Hate to say it, but he might be getting old. He tells me that yes, he does see time as precious. “Yeah, absolutely.”

His creative time at the moment seems to be spent in two main camps: His music and his wine. The wine has been taking up more and more of his time – working the land, and concentrating on other endeavours like organic farming.

“When you see loved ones depart early, who struggle to even exist at all, you tend to respect the time you have. I think – and most people wouldn’t agree with me – I feel like the music part is more about my legacy. The winery part is about our region’s legacy: I can contribute to that, and I feel like I am part of a much bigger movement and I can nudge that forward. And we may or may not be remembered for our role in it, but it will be handed down to another whole new generation of people who will make hundreds – if not thousands – of families put food on their table, for generations, if we do it right. So it ends up being about us.

“Music, writing a book or doing a painting tends to be about you, and the unfortunate part about that is when you pass away, that’s the end of those things – there’s not going to be any more coming after that. So that sucks! But so having your feet in both worlds, I guess that is respecting that temporary nature.”

With that in mind, it’s somehow fitting that a track on Eat the Elephant was born out of the beginnings of a collaboration between the late Chester Bennington and Billy Howerdel, for Howerdel’s other band, Ashes Divide.

“Chester had reached out and said, ‘What do you think about collaborating on a song?’” Howerdel tells me. “It’s much different in form to where it started: possibly unrecognisable… but the notes are the same. Keenan really liked it and wrote to it. It took on a new shape, almost like a completely new song. I have this strange disjointed attachment to it in that way.”

The song is gentle and swelling and majestic. It opens the record.

A Perfect Circle back in 2000: Troy Van Leeuwen, Paz Lenchantin, Billy Howerdel, Josh Freese, Maynard James Keenan

I ask both Howerdel and Keenan how they are feeling about their new music being released.  They seem content, and excited. But ultimately, they’re both looking firmly into the future.

“I am looking forward to having more wine with Sam [Neill]. He’s a fantastic gentleman,” says Keenan. “So yeah, that is really what it is. We have done the work. Now we will go and play some songs around the world, but it is more about celebrating and reconnecting with people, like Sam. I think those sorts of things are important. Else why are you doing it?”

For Howerdel, this record has been cause for reflection on the project he started nearly two decades ago. “I thought at the very start, in 1998, honestly I was just trying to write the best record possible. I knew just having Keenan in the band meant that we could at least be able to get some club shows under our belt. But it just seemed to take off. I’m lucky to make a living at it, and people still want to listen. It’s a very nice thing.”
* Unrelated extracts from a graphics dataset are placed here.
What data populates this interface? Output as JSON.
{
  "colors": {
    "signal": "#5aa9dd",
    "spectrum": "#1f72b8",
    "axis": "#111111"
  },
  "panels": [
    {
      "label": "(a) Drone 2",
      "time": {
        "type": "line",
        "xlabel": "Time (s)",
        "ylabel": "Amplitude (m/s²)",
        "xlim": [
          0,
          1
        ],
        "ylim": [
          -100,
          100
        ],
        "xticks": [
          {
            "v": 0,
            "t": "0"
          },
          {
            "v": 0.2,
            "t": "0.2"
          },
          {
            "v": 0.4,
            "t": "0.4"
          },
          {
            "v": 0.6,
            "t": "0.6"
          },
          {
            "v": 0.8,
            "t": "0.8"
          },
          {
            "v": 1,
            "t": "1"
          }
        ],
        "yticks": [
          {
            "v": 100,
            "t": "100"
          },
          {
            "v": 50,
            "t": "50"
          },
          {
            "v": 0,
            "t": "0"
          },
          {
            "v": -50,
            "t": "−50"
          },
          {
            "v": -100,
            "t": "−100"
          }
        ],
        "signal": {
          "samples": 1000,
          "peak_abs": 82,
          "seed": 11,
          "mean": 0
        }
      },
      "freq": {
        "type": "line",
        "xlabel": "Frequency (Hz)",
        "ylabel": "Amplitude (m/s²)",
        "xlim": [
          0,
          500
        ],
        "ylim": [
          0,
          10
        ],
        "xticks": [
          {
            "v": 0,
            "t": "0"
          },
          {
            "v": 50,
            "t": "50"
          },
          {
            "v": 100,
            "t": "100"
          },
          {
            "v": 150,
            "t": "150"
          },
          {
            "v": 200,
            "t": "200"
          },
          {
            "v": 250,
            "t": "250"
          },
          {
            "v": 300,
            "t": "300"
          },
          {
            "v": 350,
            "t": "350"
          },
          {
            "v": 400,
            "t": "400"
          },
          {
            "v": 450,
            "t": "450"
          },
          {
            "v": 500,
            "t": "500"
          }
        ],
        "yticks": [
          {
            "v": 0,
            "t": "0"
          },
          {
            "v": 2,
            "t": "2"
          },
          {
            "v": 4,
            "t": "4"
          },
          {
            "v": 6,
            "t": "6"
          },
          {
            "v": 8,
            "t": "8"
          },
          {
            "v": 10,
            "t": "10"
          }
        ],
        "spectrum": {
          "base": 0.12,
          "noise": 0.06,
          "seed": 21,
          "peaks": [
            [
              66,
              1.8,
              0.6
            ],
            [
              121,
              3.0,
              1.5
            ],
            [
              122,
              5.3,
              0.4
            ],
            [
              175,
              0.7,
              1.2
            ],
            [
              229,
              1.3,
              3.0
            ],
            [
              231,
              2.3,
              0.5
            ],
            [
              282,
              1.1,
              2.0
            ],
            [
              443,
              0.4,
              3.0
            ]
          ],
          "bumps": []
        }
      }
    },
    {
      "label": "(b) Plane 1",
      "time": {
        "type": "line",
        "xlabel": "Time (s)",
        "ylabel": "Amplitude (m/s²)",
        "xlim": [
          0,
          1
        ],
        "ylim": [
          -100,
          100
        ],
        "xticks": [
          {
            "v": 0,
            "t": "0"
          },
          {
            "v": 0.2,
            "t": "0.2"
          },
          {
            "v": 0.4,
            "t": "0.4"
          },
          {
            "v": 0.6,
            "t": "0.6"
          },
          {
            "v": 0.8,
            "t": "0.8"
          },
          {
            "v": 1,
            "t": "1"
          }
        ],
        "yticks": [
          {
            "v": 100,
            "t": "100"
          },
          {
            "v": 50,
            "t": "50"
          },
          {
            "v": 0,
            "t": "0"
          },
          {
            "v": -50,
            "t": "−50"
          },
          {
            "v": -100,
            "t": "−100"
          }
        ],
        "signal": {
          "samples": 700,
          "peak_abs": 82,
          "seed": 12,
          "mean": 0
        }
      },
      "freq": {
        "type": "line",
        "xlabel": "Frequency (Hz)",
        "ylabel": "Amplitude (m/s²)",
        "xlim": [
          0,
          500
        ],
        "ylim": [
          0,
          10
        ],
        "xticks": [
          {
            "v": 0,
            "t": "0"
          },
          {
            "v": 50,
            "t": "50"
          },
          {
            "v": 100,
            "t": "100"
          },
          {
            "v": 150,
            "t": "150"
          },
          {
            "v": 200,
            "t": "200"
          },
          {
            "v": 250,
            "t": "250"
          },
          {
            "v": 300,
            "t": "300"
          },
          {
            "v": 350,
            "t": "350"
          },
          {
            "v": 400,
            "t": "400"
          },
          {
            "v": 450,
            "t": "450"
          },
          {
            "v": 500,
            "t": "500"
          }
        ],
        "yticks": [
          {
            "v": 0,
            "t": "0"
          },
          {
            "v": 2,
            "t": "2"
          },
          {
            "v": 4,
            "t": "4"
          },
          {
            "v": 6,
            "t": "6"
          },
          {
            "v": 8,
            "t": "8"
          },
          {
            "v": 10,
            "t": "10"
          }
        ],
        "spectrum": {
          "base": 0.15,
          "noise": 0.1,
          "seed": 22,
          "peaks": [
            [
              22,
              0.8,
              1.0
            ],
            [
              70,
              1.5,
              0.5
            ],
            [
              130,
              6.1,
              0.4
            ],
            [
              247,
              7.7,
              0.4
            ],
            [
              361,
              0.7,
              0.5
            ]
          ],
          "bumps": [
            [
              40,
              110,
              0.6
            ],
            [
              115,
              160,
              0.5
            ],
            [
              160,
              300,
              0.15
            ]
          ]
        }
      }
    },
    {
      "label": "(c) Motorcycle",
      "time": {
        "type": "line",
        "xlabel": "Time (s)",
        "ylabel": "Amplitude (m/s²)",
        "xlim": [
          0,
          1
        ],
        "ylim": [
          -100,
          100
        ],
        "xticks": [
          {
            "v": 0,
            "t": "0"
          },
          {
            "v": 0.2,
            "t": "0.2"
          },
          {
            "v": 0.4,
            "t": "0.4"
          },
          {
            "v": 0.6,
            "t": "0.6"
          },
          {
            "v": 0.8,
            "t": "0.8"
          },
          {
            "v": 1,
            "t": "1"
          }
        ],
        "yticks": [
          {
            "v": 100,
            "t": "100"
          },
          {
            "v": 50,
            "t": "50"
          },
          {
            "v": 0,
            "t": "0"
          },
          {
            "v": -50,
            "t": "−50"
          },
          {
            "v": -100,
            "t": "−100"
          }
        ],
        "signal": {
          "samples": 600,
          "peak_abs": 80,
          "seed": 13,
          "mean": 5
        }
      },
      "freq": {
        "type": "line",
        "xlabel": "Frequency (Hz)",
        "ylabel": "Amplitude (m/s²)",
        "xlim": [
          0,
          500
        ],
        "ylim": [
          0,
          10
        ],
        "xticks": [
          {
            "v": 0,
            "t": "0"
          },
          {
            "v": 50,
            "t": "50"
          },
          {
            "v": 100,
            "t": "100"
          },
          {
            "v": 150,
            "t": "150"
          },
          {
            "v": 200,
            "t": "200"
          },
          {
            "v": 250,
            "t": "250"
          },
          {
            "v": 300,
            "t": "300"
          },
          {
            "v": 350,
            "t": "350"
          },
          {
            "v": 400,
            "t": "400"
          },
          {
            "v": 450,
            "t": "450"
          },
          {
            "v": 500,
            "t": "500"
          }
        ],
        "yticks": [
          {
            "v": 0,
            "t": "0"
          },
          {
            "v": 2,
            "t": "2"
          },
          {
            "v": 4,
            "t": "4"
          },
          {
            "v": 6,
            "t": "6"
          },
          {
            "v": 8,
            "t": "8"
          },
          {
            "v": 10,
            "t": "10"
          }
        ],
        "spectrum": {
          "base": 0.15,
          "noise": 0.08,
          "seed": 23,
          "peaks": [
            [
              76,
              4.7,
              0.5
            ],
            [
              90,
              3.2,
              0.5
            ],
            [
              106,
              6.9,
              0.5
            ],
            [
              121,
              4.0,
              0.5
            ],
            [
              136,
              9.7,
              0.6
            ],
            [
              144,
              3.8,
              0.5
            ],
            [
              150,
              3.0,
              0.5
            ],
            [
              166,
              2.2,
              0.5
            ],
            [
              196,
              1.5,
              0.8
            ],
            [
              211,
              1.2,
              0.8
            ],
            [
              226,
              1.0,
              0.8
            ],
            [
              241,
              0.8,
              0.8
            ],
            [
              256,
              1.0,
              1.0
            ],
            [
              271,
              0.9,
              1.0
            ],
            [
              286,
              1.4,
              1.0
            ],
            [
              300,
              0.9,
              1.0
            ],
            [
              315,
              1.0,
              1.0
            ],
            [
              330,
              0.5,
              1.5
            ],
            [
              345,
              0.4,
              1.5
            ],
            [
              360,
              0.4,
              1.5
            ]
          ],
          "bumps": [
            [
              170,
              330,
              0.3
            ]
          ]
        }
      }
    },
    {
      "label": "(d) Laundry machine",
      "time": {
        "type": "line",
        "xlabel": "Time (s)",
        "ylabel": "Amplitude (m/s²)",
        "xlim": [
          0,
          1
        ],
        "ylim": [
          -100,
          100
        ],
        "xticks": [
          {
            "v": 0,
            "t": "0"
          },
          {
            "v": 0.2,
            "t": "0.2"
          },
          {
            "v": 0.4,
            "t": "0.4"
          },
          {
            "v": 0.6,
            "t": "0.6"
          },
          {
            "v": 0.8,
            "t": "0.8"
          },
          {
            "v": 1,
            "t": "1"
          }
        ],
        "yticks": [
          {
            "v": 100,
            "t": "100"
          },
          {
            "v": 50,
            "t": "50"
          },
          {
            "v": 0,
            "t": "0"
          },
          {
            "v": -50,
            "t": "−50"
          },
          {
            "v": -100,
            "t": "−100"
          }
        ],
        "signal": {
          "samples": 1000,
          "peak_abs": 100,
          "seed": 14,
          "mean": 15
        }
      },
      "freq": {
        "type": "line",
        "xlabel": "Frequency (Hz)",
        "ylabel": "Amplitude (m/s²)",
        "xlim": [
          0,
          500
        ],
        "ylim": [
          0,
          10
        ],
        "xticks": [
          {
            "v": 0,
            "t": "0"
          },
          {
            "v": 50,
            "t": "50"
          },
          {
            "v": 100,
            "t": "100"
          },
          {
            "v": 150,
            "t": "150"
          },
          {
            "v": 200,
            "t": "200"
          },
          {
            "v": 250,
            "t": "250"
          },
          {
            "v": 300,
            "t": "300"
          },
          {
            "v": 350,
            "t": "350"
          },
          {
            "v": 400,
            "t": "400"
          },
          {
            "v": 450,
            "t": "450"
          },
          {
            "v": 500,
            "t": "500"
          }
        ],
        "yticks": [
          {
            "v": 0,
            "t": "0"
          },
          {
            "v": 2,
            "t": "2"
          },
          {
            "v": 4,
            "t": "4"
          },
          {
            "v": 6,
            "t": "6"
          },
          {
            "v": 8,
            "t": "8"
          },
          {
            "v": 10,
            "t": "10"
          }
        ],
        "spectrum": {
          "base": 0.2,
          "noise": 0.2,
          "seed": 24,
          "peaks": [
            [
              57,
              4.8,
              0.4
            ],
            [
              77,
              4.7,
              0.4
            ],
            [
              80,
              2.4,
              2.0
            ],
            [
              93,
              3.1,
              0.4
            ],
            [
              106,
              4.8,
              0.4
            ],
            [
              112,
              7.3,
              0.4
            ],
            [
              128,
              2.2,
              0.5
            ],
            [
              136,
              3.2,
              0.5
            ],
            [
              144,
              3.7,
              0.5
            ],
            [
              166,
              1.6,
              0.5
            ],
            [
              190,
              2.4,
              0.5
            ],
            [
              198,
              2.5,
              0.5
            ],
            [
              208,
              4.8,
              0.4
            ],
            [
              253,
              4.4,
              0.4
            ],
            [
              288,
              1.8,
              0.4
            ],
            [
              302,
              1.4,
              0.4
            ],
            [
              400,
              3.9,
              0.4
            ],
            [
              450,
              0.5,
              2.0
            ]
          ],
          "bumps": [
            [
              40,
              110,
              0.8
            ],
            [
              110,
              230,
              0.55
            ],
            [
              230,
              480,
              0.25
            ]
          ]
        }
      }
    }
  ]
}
A Perfect Circle are releasing Eat the Elephant in America on April 20, bang in the middle of the two Coachella weekends they’re playing.

I tell Keenan, who has played Coachella with all three of his bands in the past, that I’ve only attended once, as a punter. “It was a bit of a shitfight,” I tell him.

“I can’t say what you just said,” he replies, laughing, “because I am playing, but when I have friends that are like 25 or 30 and they say, ‘Hey, let’s go camping!’ I just go ‘I wanna fucking murder all of you.’ Camping! Fuck camping!

“Like if I go camping, I go stay with friends in a cabin somewhere. I don’t know about a tent, ‘cause I used to do that in the army, I already did that – it wasn’t really called camping, it was bivouacs and you were on manoeuvres, right?”

“I live in a population of 500 town, so the idea of being in the middle of a field with 15 or 25-thousand drunk people at a show… yeah, uh, no. Good thing I get to be backstage because the grumpy dude wouldn’t be having it.”

Despite my slight trepidation after my conversation with Monica, I feel I didn’t get “the grumpy dude” today. Both Keenan and Howerdel were in fine form. I think maybe it’s because they’ve made a fine record. The work has been done. Now they get to celebrate.